Past Meetup

Productionizing Spark Streaming, Tableau Spatial Queries, Spark Search Indexing

This Meetup is past

156 people went

Location visible to members


Talks start at 7:10pm

Productionizing a 24/7 Spark Streaming service on YARNIssac Buenrostro, Arup Malakar (Ooyala)

At Ooyala we must process over two billion video events a day and provide rich, near real-time, and always-available analytics to thousands of customers. Spark Streaming is core to our state of the art ingestion pipeline. In developing this system we have encountered and resolved a large number of undocumented challenges which we would like to share: What are some of the challenges and lessons from productionizing a Spark Streaming pipeline over YARN? How do you ensure 24/7 availability and fault tolerance? What are the best practices for Spark Streaming and its integration with Kafka and YARN? How do you monitor and instrument the various stages of the pipeline? We will dive into all these topics and more.
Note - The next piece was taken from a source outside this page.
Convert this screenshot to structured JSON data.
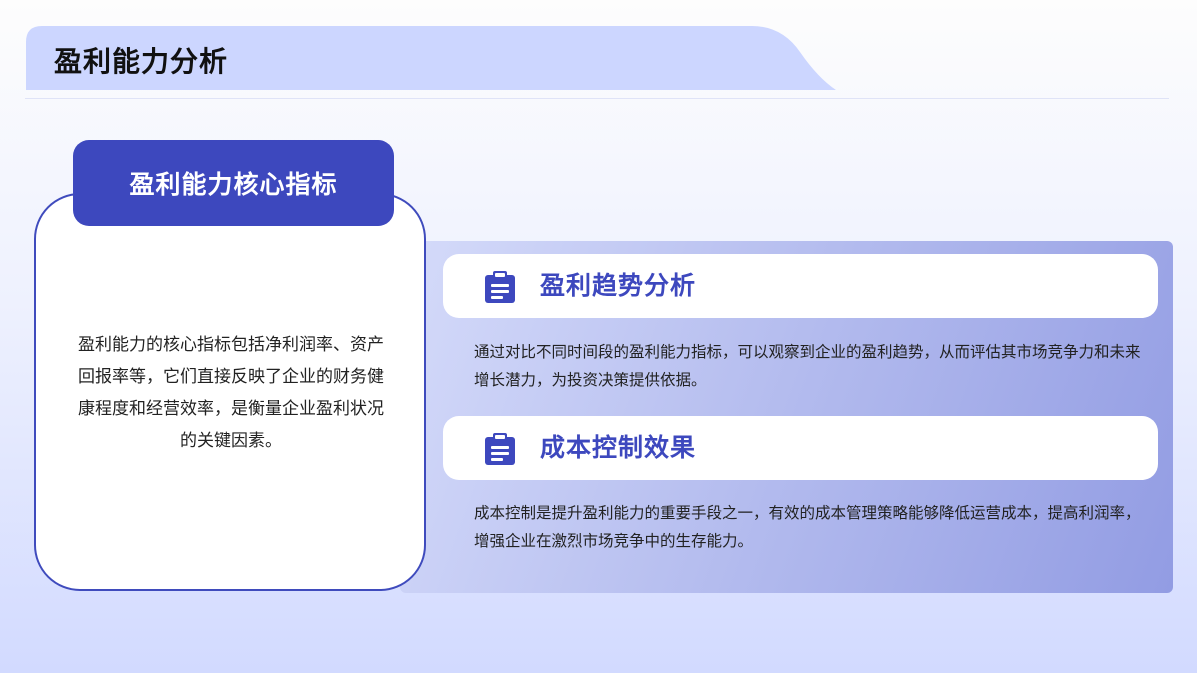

Issac Buenrostro is a software engineer at Ooyala creating a new ingestion system for video analytics events using Spark, YARN, Thrift, and Parquet. Before Ooyala he obtained a Bachelors degree from MIT and a Masters from Stanford in applied mathematics working on high performance scientific computing.

Arup Malakar works on the next gen ETL pipeline of analytics at Ooyala and uses Spark Streaming, YARN and Kafka for it. Before Ooyala he contributed to apache Hive, HCatalog and helped built the hosted platform for processing feeds at Yahoo! Arup holds a Bachelor in Computer Science from IIT, Guwahati.

Speaker #2: Spatial Analytics Demo

Spatial Analytics demo using Tableau as a follow on to the Hive Spatial Queries posted here:

Goal is to get people started on Tableau visualizations for individual projects.

Demo and short tutorial on how to clean and format data and produce visualizations presented by Elaine Chen, PM for the Tableau online product.

Speaker #3:Streamlining Search Indexing using Elastic Search and Spark

Holden Karau (Databricks)

Everyone who has maintained a search cluster knows the pain of keeping our on-line update code and offline reindexing pipelines in sync. Subtle bugs can pop up when our data is indexed differently depending on the context. By using Spark & Spark Streaming we can reuse the same indexing code between contexts and even take advantage reduce overhead by talking directly to the correct indexing node.

Sometimes we need to use search data as part of our distributed map reduce jobs. We will illustrate how to use Elastic Search as side data source with Spark.

We will also illustrate both of these tasks in two real examples using the Twitter firehose. In the first we will index tweets in a geospatial context and in the second we will use the same index to determine the top hashtags per region.

Holden Karau is a software development engineer at Databricks and is active in open source. She is the author of Fast Data Processing With Spark. Prior to Databricks she worked on a variety of search and classification problems at Google, Foursquare, and Amazon. She graduated from the University of Waterloo with a Bachelors of Mathematics in Computer Science. Outside of software she enjoys playing with fire, welding, and hula hooping.